Still a princess, Elizabeth said movingly in a 1947 speech: "I declare to you that all my life, whether long or short, will be dedicated to your service."
But a new book by Royal's correspondent, Robert Jobson, who toured with Prince Charles for a year, suggested that His Majesty step aside to allow Charles to become the Prince Regent in just three years.
Mr. Jobson said in the past: "I understand that the Queen has thought a lot about the matter and believes that, if she is still alive at 95, she will seriously consider passing the reins to Charles.
"His Majesty is aware of his age and wants to make sure that, when the time comes, the Crown's transition is perfect."
If Prince Charles becomes Prince Regent, it means that he can govern the monarchy, without formally becoming a king.
The Regency Law of 1937 gave way to a regent intervening in case a monarch was incapacitated.
The act says: "In case of incapacity of the sovereign due to illness, and for the performance of certain real functions in the name and on behalf of the sovereign in other events".
The act says that this only lasts until the monarch can resume duties, so the Queen would have to make an exception for Charles as Prince Regent.
Last April, Charles was appointed as the Queen's successor as Head of the Commonwealth, despite being considered less popular than his son William.
Speaking at the Buckingham Palace address to Commonwealth leaders, Her Majesty the Queen said: "I sincerely hope that the Commonwealth will continue to provide stability and continuity to future generations, and decide that one day the Prince of Wales will continue the important work started by my father in 1949. "

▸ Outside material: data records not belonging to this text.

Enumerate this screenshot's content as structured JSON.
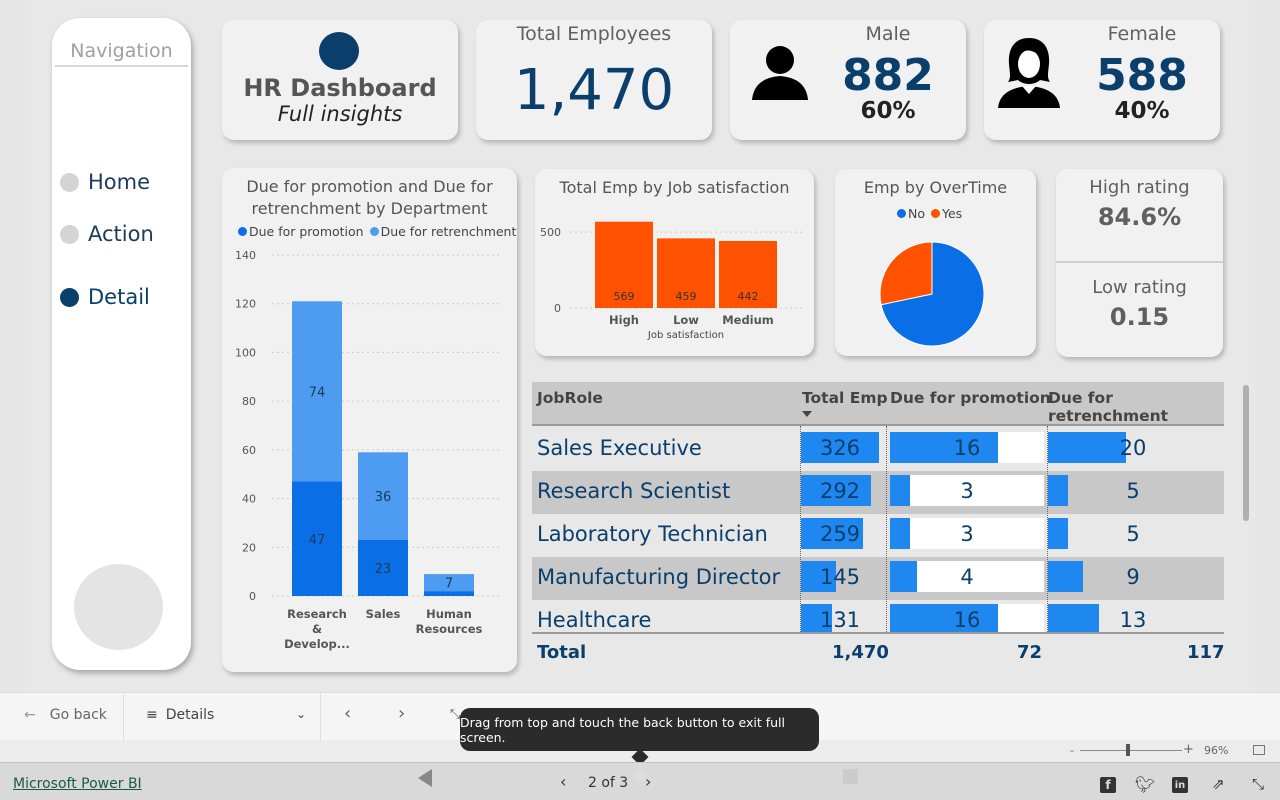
{
  "nav": {
    "title": "Navigation",
    "items": [
      {
        "label": "Home"
      },
      {
        "label": "Action"
      },
      {
        "label": "Detail"
      }
    ]
  },
  "header": {
    "title": "HR Dashboard",
    "subtitle": "Full insights"
  },
  "kpis": {
    "total_label": "Total Employees",
    "total_value": "1,470",
    "male_label": "Male",
    "male_value": "882",
    "male_pct": "60%",
    "female_label": "Female",
    "female_value": "588",
    "female_pct": "40%"
  },
  "ratings": {
    "high_label": "High rating",
    "high_value": "84.6%",
    "low_label": "Low rating",
    "low_value": "0.15"
  },
  "colors": {
    "dark_blue": "#0a3e6b",
    "blue": "#0a6fe6",
    "light_blue": "#4d9cf2",
    "orange": "#ff5200"
  },
  "chart_data": [
    {
      "type": "bar",
      "title": "Due for promotion and Due for retrenchment by Department",
      "stacked": true,
      "categories": [
        "Research & Develop...",
        "Sales",
        "Human Resources"
      ],
      "series": [
        {
          "name": "Due for promotion",
          "values": [
            47,
            23,
            2
          ]
        },
        {
          "name": "Due for retrenchment",
          "values": [
            74,
            36,
            7
          ]
        }
      ],
      "data_labels": [
        [
          "47",
          "23",
          ""
        ],
        [
          "74",
          "36",
          "7"
        ]
      ],
      "ylim": [
        0,
        140
      ],
      "yticks": [
        0,
        20,
        40,
        60,
        80,
        100,
        120,
        140
      ],
      "legend": "top"
    },
    {
      "type": "bar",
      "title": "Total Emp by Job satisfaction",
      "categories": [
        "High",
        "Low",
        "Medium"
      ],
      "values": [
        569,
        459,
        442
      ],
      "xlabel": "Job satisfaction",
      "yticks": [
        0,
        500
      ],
      "ylim": [
        0,
        600
      ]
    },
    {
      "type": "pie",
      "title": "Emp by OverTime",
      "categories": [
        "No",
        "Yes"
      ],
      "values": [
        1054,
        416
      ],
      "legend": "top"
    }
  ],
  "table": {
    "headers": [
      "JobRole",
      "Total Emp",
      "Due for promotion",
      "Due for retrenchment"
    ],
    "rows": [
      {
        "role": "Sales Executive",
        "total": 326,
        "promo": 16,
        "retr": 20
      },
      {
        "role": "Research Scientist",
        "total": 292,
        "promo": 3,
        "retr": 5
      },
      {
        "role": "Laboratory Technician",
        "total": 259,
        "promo": 3,
        "retr": 5
      },
      {
        "role": "Manufacturing Director",
        "total": 145,
        "promo": 4,
        "retr": 9
      },
      {
        "role": "Healthcare",
        "total": 131,
        "promo": 16,
        "retr": 13
      }
    ],
    "footer": {
      "label": "Total",
      "total": "1,470",
      "promo": "72",
      "retr": "117"
    }
  },
  "bottombar": {
    "go_back": "Go back",
    "page_select": "Details",
    "toast": "Drag from top and touch the back button to exit full screen.",
    "page_indicator": "2 of 3",
    "zoom": "96%"
  },
  "footer": {
    "link": "Microsoft Power BI"
  }
}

The appointment came despite concerns within the Commonwealth that Prince Charles would not be an adequate leader, with a growing campaign to elect a leader on a rotating basis.
Calls have already been made for the role of the King to surpass Prince Charles and pass directly to his son, which reinforces the popularity of the Duke and the Duchess of Cambridge.
A poll conducted by Prospect Magazine last year showed that a fifth of the people would support the monarchy less if Charles were king.